SD: Il disco è concepito come un’opera unitaria e non come una raccolta di brani, nonostante le composizioni siano state create nell’arco di due anni. Il trio si muove all’interno della trama come una specie di personaggio, dotato di una propria drammaturgia: se si osserva attentamente il dispiegarsi del disco, si potrà notare come ci sia un’attenzione particolare all’alternanza tra distensione e tensione, sia da un punto di vista timbrico che da un punto di vista della densità. Un racconto delle nostre possibilità espressive legato al suo interno da numerosi rimandi strutturali che attraversano i brani e creano coerenza compositiva, magari non evidente per i non addetti ai lavori, ma molto chiara per noi “attori” di quest’opera



JC: Ci puoi commentare brevemente le composizioni?
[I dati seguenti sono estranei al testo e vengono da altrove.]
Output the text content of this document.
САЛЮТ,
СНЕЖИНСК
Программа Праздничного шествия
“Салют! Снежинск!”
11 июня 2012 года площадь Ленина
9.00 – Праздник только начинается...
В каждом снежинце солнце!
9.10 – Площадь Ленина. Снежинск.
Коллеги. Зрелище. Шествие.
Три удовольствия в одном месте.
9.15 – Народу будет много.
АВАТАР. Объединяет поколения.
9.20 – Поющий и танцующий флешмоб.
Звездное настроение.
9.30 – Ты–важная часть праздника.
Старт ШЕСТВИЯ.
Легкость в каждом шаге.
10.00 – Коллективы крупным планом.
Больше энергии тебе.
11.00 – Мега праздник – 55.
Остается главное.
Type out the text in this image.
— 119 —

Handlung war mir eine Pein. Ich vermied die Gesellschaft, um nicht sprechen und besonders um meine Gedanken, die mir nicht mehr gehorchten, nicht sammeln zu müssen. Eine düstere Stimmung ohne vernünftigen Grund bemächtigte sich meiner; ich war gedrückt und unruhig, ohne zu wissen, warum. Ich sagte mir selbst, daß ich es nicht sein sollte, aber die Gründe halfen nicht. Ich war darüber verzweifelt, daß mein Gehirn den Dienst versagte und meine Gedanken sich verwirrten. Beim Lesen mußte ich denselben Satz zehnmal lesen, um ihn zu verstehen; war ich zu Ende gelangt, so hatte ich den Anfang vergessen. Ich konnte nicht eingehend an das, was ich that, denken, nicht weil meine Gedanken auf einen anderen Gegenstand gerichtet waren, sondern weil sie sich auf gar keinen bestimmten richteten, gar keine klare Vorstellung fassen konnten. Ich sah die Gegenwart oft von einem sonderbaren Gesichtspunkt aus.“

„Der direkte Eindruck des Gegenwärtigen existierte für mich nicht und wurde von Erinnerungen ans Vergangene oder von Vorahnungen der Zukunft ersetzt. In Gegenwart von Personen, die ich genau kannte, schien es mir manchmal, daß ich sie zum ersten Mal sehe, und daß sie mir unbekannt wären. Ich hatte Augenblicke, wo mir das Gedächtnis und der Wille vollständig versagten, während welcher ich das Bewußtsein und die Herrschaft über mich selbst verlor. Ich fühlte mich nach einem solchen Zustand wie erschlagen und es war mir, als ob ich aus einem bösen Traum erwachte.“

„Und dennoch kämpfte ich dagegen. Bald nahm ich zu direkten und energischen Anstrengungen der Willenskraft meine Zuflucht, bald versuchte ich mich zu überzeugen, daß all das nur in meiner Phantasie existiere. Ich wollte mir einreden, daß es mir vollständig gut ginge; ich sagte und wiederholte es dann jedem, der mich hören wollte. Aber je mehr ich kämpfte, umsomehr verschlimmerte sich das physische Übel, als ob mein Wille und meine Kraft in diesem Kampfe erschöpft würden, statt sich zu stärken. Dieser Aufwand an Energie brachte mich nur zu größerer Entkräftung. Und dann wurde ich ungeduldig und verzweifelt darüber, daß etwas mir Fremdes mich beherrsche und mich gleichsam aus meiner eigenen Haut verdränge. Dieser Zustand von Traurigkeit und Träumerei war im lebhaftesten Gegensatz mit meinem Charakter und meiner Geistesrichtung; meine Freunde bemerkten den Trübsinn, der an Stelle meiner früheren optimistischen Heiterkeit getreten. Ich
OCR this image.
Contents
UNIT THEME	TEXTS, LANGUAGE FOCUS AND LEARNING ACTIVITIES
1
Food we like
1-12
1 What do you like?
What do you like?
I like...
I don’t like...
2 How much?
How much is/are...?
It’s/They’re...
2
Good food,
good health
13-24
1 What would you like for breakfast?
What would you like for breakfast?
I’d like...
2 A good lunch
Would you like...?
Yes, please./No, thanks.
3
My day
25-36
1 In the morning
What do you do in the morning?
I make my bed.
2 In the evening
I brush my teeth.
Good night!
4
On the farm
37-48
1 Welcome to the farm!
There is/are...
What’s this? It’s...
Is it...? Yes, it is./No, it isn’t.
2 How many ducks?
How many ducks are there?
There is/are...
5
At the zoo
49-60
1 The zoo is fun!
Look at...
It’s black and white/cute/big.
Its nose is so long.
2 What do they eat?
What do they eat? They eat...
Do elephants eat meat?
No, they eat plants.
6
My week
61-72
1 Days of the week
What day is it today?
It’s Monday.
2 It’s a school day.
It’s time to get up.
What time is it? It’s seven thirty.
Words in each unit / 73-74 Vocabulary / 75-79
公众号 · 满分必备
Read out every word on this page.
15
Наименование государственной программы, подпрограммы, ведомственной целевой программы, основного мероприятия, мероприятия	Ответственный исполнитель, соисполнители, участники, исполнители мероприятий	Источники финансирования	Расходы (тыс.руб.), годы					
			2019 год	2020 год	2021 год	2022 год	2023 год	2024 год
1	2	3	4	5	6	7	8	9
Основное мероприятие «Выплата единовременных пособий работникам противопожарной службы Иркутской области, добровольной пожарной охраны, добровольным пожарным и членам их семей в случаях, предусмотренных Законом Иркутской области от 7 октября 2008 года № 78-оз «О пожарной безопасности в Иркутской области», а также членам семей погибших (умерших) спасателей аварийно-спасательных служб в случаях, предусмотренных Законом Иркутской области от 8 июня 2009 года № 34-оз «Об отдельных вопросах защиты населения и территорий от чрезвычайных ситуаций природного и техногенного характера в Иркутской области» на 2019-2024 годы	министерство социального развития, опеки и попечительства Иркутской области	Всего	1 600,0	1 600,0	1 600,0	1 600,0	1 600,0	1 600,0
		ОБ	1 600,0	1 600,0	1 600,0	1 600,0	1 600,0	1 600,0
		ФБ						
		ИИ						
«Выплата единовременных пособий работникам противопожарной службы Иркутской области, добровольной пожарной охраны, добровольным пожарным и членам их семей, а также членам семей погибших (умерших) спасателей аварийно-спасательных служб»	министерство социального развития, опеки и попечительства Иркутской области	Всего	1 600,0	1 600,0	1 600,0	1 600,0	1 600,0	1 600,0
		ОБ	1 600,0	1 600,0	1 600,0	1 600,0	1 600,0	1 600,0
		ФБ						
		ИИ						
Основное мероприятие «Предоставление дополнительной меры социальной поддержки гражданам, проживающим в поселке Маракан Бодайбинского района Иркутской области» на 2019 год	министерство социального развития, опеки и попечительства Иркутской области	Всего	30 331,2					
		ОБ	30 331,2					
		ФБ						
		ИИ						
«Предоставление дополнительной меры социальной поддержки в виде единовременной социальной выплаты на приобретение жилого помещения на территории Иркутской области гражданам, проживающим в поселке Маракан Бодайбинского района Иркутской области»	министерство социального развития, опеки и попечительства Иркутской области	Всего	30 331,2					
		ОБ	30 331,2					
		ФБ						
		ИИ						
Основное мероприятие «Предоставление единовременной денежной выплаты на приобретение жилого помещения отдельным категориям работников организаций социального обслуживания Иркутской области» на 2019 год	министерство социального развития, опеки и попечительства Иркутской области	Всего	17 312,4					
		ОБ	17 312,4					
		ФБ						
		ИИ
SD: I brani spaziano tra una varietà di atmosfere e situazioni, ci sono alcuni pezzi estremamente melodici, più vicini ad uno stile jazzistico comunemente inteso, come River Woman e In a long distance, mentre altri che virano verso l’astrattismo e l’utilizzo di sonorità distorte, ad esempio Theory of numbers è l’applicazione per trio jazz di una serie dodecafonica che ritorna nascosta in altri punti del disco. Electric Pleasure è una suite in tre parti che celebra l’elettricità, intesa come motore del mio strumento e della mia elettronica: un viaggio di quindici minuti attraverso ostinati rock e improvvisazioni timbriche. Il timbro ritorna come elemento strutturale in Hopes, primo brano da me scritto per il disco durante il mio soggiorno olandese, e in Just Wrong, un vero e proprio bozzetto impressionista per contrabbasso con l’arco ed elettronica.



JC: Com’è nato il rapporto con la NAU Records di Gianni Barone?


SD: Il rapporto con la NAU è nato nel modo più semplice del mondo: dopo aver registrato una demo del disco lo abbiamo inviato ad alcune etichette e, tra le risposte positive, quella della NAU ci è sembrata la più interessante: da lì è nato un rapporto artistico e lavorativo veramente eccezionale che, come ho già detto, ci permette di esprimerci al meglio



JC: Unfold è stato registrato in presa diretta? In quanti giorni? Che ricordi avete della vostra prima incisione?


SD: Una volta ascoltata la demo, Gianni Barone ci ha convocati in fretta per poter registrare la versione ufficiale nel bellissimo studio Indiehub di Milano. La tempestività ci ha colti di sorpresa, visto che viviamo sparsi per l’Europa. Ci siamo riuniti in fretta e furia per rispondere alla chiamata. Abbiamo realizzato tutti il disco in presa diretta, comprese le parti di elettronica, in due giorni: la confidenza musicale e umana che intercorre tra di noi ci ha permesso di essere rapidi, anche perchè avevamo le idee molto chiare su quella che avremmo dovuto fare. Non posso che ricordare la registrazione come un momento bellissimo, nonostante la comprensibile agitazione, e pieno di aneddoti divertenti: su tutti le irripetibili esclamazioni dei miei compagni quando li ho avvertiti telefonicamente che di lì a due giorni avrebbero dovuto prendere un aereo per registrare il disco a Milano!



JC: I prossimi progetti degli Slanting Dots?


SD: Questo per me sarà un anno molto intenso e ricco di progetti: ad aprile uscirà, sempre per NAU, il primo disco del duo Fragile: un progetto mutlidisciplinare in cui improvviso con il live painting di Mattia Scappini. Inoltre stiamo lavorando a un paio di tour importanti per gli Slanting Dots, su cui non voglio sbilanciarmi ulteriormente. Io sto continuando a scrivere musica per il nostro prossimo disco e per altri progetti che forse vedranno la luce in tempi relativamente brevi.